April 2009 Job Report
Some points for consideration:
- Job losses in February and March turned out to be deeper, according to revised figures
- Employers cut 681,000 positions in February, 30,000 more than previously reported
- 699,000 jobs cut in March, more than the 663,000 first reported
- Unemployment rate climbed to 8.9 percent, the highest since late 1983,
- Total unemployment: 6.35 million
Source: http://finance.yahoo.com/news/Layoffs-slow-to-539K-in-April-apf-15180898.html
Canada reported a net increase of 10,000 jobs. Amazing? Not really, unfortunately. Many of the unemployed workers decided to be their own boss and to work for themselves.
Conclusion:
Headline numbers tell us that things are less bad, but let us look deeper. Let us look at U6. U6 includes part-time workers who want to be full time.
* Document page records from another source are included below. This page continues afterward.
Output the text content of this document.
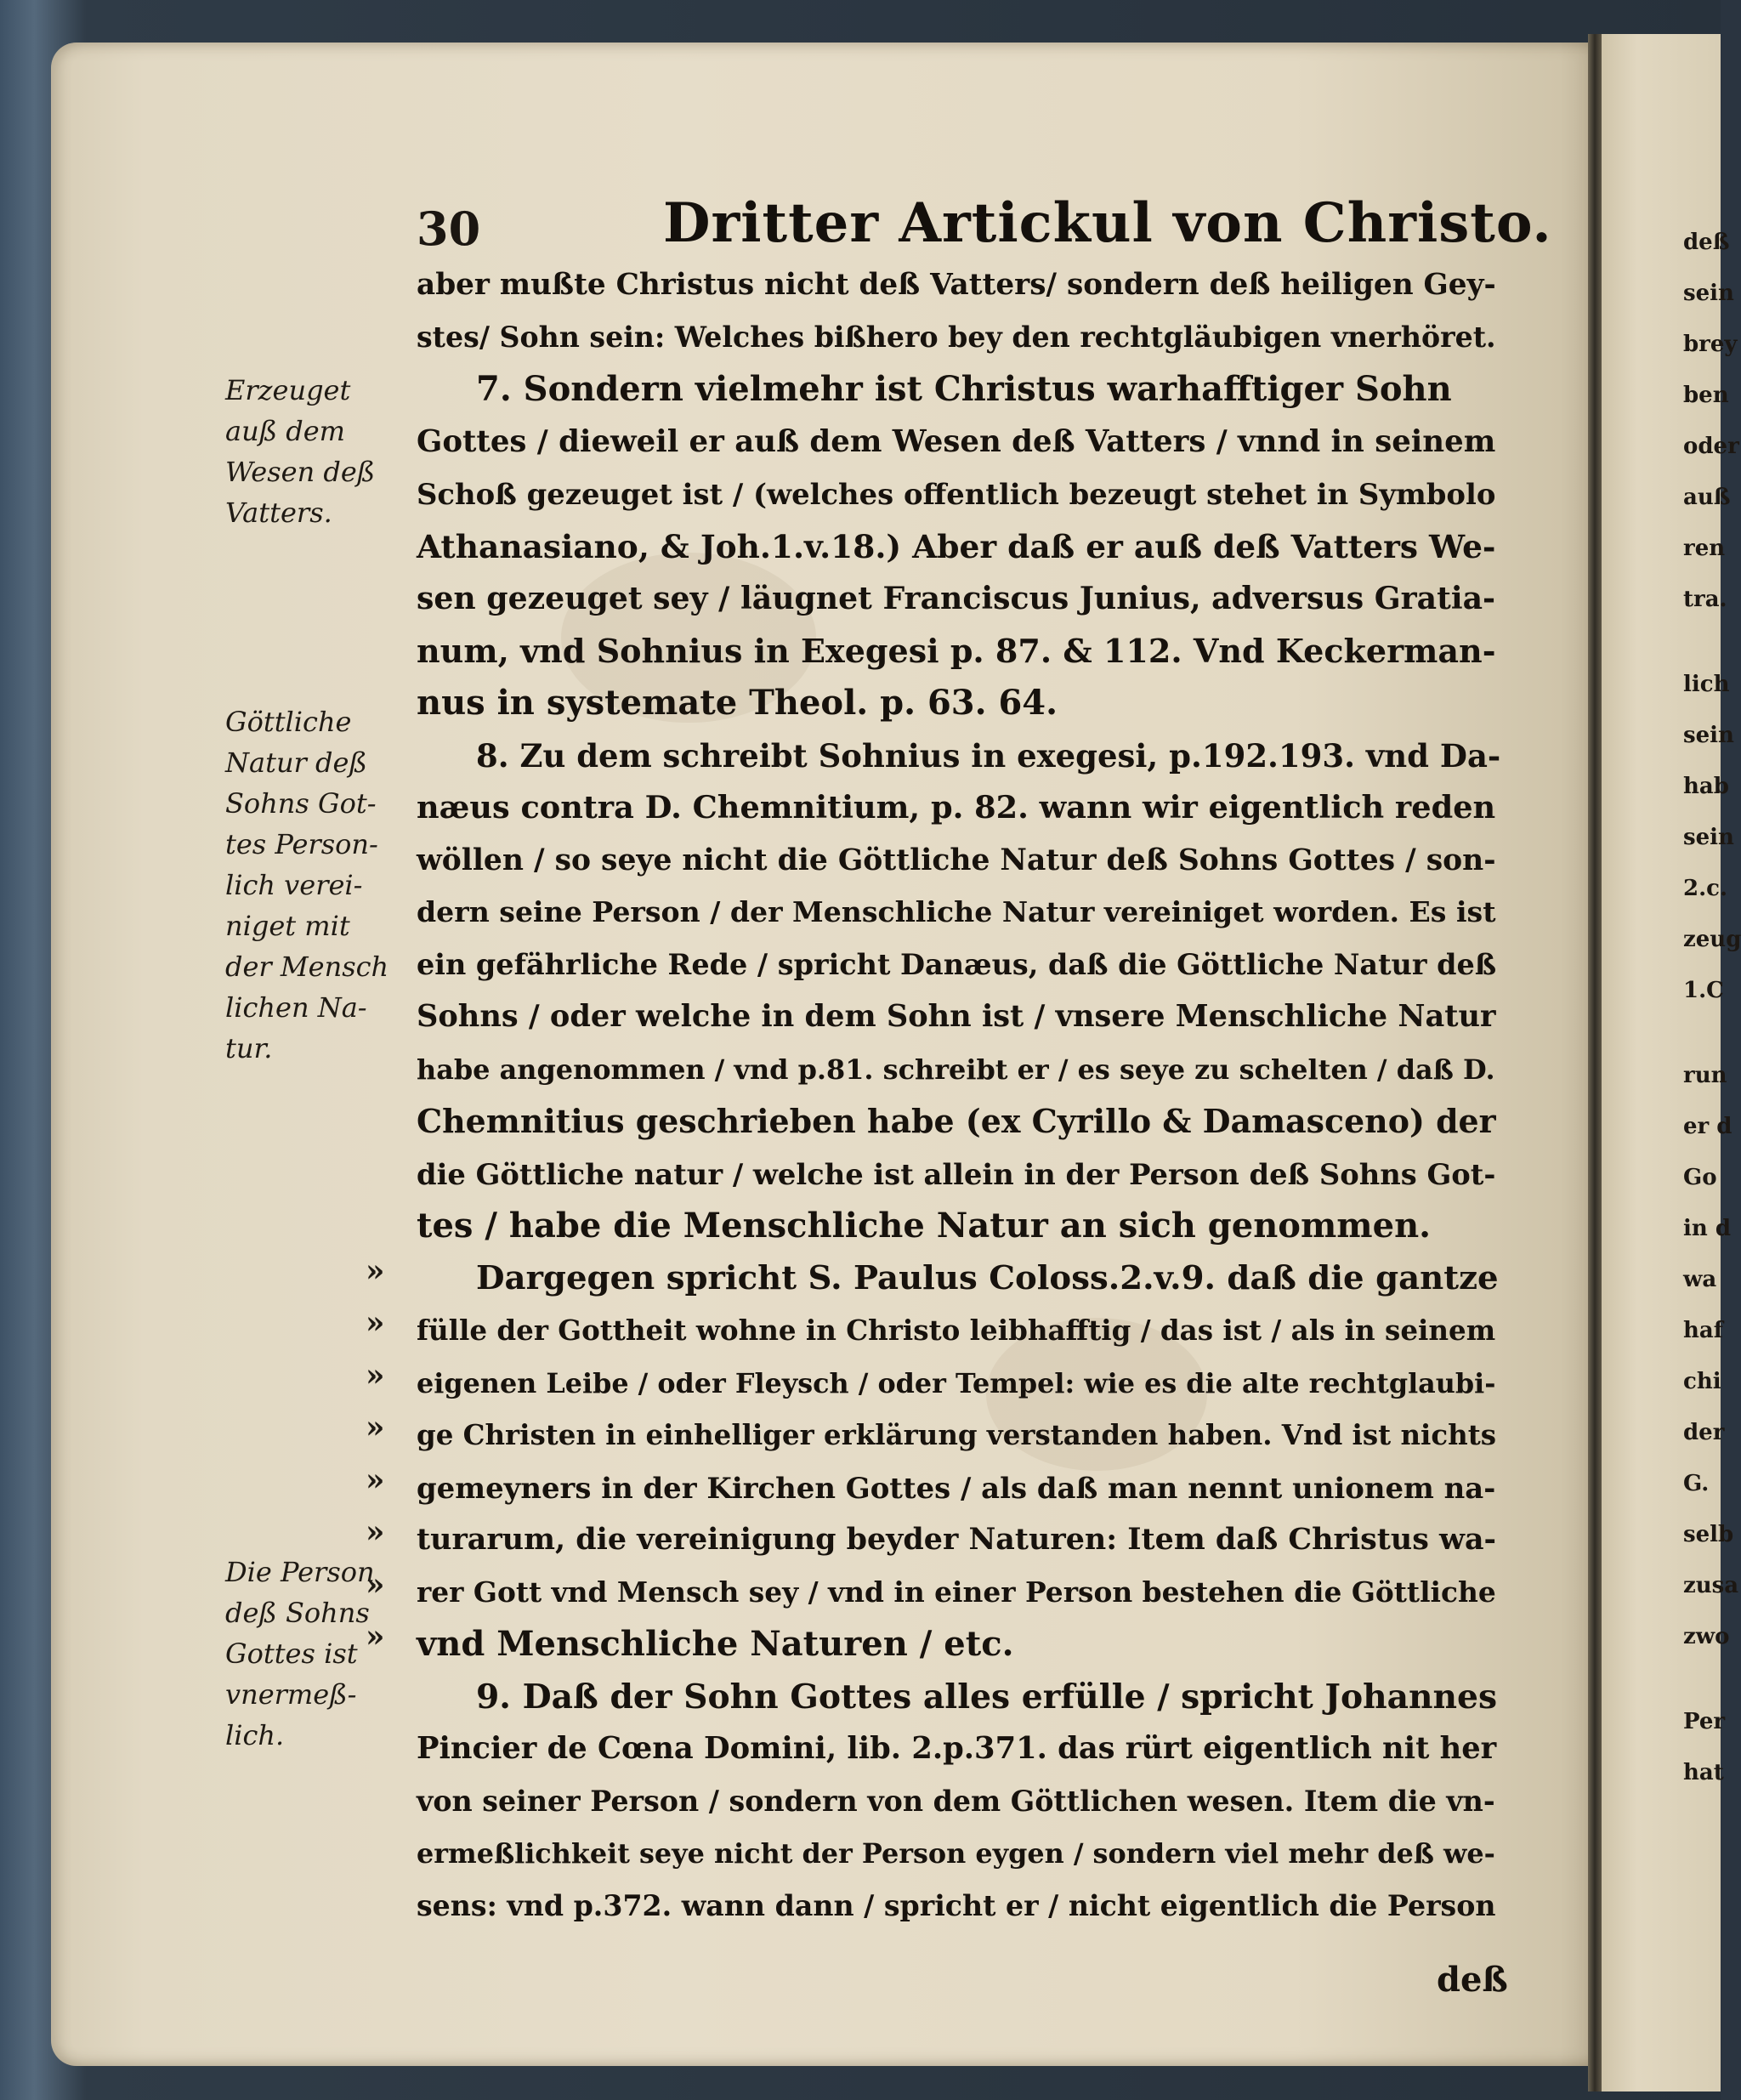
deß
sein
brey
ben
oder
auß
ren
tra.
lich
sein
hab
sein
2.c.
zeug
1.C
run
er d
Go
in d
wa
haf
chi
der
G.
selb
zusa
zwo
Per
hat
30	Dritter Artickul von Christo.
aber mußte Christus nicht deß Vatters/ sondern deß heiligen Gey-
stes/ Sohn sein: Welches bißhero bey den rechtgläubigen vnerhöret.
7. Sondern vielmehr ist Christus warhafftiger Sohn
Gottes / dieweil er auß dem Wesen deß Vatters / vnnd in seinem
Schoß gezeuget ist / (welches offentlich bezeugt stehet in Symbolo
Athanasiano, & Joh.1.v.18.) Aber daß er auß deß Vatters We-
sen gezeuget sey / läugnet Franciscus Junius, adversus Gratia-
num, vnd Sohnius in Exegesi p. 87. & 112. Vnd Keckerman-
nus in systemate Theol. p. 63. 64.
8. Zu dem schreibt Sohnius in exegesi, p.192.193. vnd Da-
næus contra D. Chemnitium, p. 82. wann wir eigentlich reden
wöllen / so seye nicht die Göttliche Natur deß Sohns Gottes / son-
dern seine Person / der Menschliche Natur vereiniget worden. Es ist
ein gefährliche Rede / spricht Danæus, daß die Göttliche Natur deß
Sohns / oder welche in dem Sohn ist / vnsere Menschliche Natur
habe angenommen / vnd p.81. schreibt er / es seye zu schelten / daß D.
Chemnitius geschrieben habe (ex Cyrillo & Damasceno) der
die Göttliche natur / welche ist allein in der Person deß Sohns Got-
tes / habe die Menschliche Natur an sich genommen.
Dargegen spricht S. Paulus Coloss.2.v.9. daß die gantze
»
fülle der Gottheit wohne in Christo leibhafftig / das ist / als in seinem
»
eigenen Leibe / oder Fleysch / oder Tempel: wie es die alte rechtglaubi-
»
ge Christen in einhelliger erklärung verstanden haben. Vnd ist nichts
»
gemeyners in der Kirchen Gottes / als daß man nennt unionem na-
»
turarum, die vereinigung beyder Naturen: Item daß Christus wa-
»
rer Gott vnd Mensch sey / vnd in einer Person bestehen die Göttliche
»
vnd Menschliche Naturen / etc.
»
9. Daß der Sohn Gottes alles erfülle / spricht Johannes
Pincier de Cœna Domini, lib. 2.p.371. das rürt eigentlich nit her
von seiner Person / sondern von dem Göttlichen wesen. Item die vn-
ermeßlichkeit seye nicht der Person eygen / sondern viel mehr deß we-
sens: vnd p.372. wann dann / spricht er / nicht eigentlich die Person
Erzeuget
auß dem
Wesen deß
Vatters.
Göttliche
Natur deß
Sohns Got-
tes Person-
lich verei-
niget mit
der Mensch
lichen Na-
tur.
Die Person
deß Sohns
Gottes ist
vnermeß-
lich.
deß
That figure is 15.8%.
U6
"The comprehensive unemployment rate which is referred to as U6 and
includes part time workers that want full time jobs and discouraged
workers that have stopped looking but will take a job if offered, rose
to 15.8% from 15.6% and 9.2% in April 2008."
Source: The Big Picture by Peter Boockvar
Half-Truth is not enough: Other comments for last week
1. Why is WFC, and banks for that matter, rising on the belief that all is well based on an easy stress test? Bank stocks are up. Banks are selling shares to raise capital, using expensive high p/e shares (WFC). The bank is essentially improving balance sheets at the expense of the sucker investor. Show me actual improving earnings. Then I'll buy WFC.
2. China is a net saver. It has net cash. It is no longer buying and funding the U.S. in its spending spree. It might say it is, or it might do so to reduce its exposure to US assets. Whatever media says, China is not a net consumer. 10-year and 30-year Treasuries will essentially fall further than current levels.
3. USD may collapse, finally...but where is the money going to go? Another currency? Probably not. Gold? Maybe. Silver? Maybe. What about oil? Have small positions in all of those areas to hedge against the USD.
4. Inflation is a greater likelihood again at least in the short term, because energy prices are rising. You often hear of CPI ex-energy. Well, energy is still a big cost for companies and consumers...well at least the ones who still have a job and need to commute.
5. One abating decline in job losses does not make a trend. Watch price levels but do price in an economy but estimate total unemployment ~10% for the US. That equates to an additional 1M - 1.5M jobs lost. The bank stress test used 9.5% unemployment.
6. Commercial real estate is the next problem on the horizon that has not been priced into the market. Read up on it.